We exchanged several ideas, without neglecting the most bizarre ones, and ended up tired and dejected; we had no other solution than to agree on a choice. possible of the effigy of a beautiful young woman with a pleasant silhouette, a beautiful aspect of freedom and femininity embellished by a provocative warrior attitude. The painting had to be imbued with bright colors for the best artistic effect, the whole had to bring a beautiful emotion. However, we were not satisfied, quickly, we changed course and thought of the image of a soldier, a young hero in the service of defense and freedom. Our imagination took flight, we improvised a pictorial composition where appeared in front of the enemy battalions, a young man with a dazzling smile dressed in the horizon blue “costume”. Our historical character had just symbolically plucked a flower from a field, around him a chaos of mud, shrapnel and blood, our hero had just pinned this flower to the buttonhole of his unbuttoned greatcoat. The young woman had transformed, with a stroke of the magic brush, into a virtuous young man, drunk with youth, the future and peace.

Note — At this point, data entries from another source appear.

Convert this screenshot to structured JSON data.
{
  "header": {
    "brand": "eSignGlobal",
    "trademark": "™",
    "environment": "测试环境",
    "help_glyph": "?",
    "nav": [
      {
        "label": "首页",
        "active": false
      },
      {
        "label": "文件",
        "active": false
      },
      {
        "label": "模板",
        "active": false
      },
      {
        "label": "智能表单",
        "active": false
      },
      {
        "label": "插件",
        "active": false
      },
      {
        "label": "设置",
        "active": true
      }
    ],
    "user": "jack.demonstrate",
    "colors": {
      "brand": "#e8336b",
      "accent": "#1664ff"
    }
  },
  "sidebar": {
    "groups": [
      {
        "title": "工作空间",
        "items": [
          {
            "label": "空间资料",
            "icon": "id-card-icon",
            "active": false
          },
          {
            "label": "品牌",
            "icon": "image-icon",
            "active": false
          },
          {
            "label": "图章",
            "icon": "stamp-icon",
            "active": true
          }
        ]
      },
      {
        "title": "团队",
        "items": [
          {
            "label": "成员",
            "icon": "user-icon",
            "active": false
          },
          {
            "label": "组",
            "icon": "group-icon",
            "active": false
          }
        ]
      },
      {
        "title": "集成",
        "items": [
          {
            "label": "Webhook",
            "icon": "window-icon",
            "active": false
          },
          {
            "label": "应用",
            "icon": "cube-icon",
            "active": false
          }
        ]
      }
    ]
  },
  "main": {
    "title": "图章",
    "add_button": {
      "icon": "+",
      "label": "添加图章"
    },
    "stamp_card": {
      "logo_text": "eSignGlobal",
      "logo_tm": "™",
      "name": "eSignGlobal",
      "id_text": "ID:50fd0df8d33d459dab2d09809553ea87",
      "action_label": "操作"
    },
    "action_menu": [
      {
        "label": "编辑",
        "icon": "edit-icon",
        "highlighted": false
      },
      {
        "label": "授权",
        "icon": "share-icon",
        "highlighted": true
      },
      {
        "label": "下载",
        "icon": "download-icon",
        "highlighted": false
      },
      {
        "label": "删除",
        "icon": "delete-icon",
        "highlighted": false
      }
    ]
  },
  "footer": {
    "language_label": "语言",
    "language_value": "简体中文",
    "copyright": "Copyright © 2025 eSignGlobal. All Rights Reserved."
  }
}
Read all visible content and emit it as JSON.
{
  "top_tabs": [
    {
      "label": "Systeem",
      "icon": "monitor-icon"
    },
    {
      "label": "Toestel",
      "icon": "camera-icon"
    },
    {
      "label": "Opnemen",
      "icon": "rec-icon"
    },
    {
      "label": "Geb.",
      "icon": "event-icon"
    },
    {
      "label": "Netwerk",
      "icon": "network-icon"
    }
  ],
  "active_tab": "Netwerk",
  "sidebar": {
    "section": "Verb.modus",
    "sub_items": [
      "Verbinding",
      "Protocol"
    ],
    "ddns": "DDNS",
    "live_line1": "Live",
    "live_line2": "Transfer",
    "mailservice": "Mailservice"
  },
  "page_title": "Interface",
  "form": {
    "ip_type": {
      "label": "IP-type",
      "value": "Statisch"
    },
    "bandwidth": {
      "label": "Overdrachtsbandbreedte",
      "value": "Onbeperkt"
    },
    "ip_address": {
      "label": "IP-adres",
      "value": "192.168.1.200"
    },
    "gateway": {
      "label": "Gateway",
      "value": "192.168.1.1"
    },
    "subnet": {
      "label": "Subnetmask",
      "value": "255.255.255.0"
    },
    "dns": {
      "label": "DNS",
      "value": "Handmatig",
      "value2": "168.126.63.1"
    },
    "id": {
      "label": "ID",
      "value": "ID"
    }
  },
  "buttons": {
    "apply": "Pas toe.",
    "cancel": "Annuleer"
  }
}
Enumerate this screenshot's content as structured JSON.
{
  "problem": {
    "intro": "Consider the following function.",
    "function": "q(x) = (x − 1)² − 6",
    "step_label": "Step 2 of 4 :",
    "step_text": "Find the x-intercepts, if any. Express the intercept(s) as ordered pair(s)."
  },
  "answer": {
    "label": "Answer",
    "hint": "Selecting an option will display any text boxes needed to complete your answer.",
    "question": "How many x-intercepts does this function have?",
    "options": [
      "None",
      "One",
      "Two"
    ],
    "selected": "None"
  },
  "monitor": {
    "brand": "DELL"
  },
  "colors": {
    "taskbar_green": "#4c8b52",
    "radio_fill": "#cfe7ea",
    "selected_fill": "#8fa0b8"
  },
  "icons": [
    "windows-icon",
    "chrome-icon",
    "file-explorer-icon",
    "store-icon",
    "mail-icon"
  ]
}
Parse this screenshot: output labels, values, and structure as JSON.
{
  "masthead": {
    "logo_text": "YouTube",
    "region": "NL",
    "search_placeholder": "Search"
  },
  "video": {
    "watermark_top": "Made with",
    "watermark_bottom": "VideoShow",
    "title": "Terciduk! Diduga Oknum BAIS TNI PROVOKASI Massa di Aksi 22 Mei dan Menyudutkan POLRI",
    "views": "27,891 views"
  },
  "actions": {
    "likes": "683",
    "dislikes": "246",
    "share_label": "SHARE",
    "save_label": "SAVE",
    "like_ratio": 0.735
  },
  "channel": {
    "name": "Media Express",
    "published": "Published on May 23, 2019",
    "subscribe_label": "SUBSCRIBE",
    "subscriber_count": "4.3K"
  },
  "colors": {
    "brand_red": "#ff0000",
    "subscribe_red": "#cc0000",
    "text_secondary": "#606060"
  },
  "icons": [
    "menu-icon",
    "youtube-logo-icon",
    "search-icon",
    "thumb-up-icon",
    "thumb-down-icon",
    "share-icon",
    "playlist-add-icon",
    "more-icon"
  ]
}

Dissatisfied, we urgently needed to find something else and restart our research. We were moving forward in a thick cultural fog, aware of our frustrating helplessness. A resident of the institution who was passing by addressed these few words to us which left us speechless: “Excuse me, gentlemen, I know I am intruding on your thoughts, but I overheard, by a happy coincidence, your conversation which was expressed in very high-flown words, those used by enthusiasts, and my natural curiosity could not but be solicited. I think I can help you, if you allow me. We must, quite simply, take as a model the Gallic rooster, which is today the indisputable symbol of France, the equivalent of the bald eagle of the USA, the elephant of the Ivory Coast, the German eagle, the Chinese panda or the lean Italian wolf; it is the emblem which appears on many church steeples, a reminder of the rooster in the Gospel which crowed three times. This proud animal dominates a good number of war memorials. Do not take as an example the cynical and ironic presentation used by a "A public entertainer who makes the animal sing in the mud, but show the fighter more than the singer, what could be more beautiful than an aggressive animal ready to defend, at the risk of death, its territory and those under its protection?"
The Elder had just given us a fine lesson, and so Louis created a majestic rooster in the national colors. It was perched proudly on a block of stone on which appeared engraved in relief a very beautiful young woman embraced by our hero in a horizon blue suit. The two young people, promised a bright future, looked at the horizon against the backdrop of a purple twilight rendered blurred... by a light winter rain.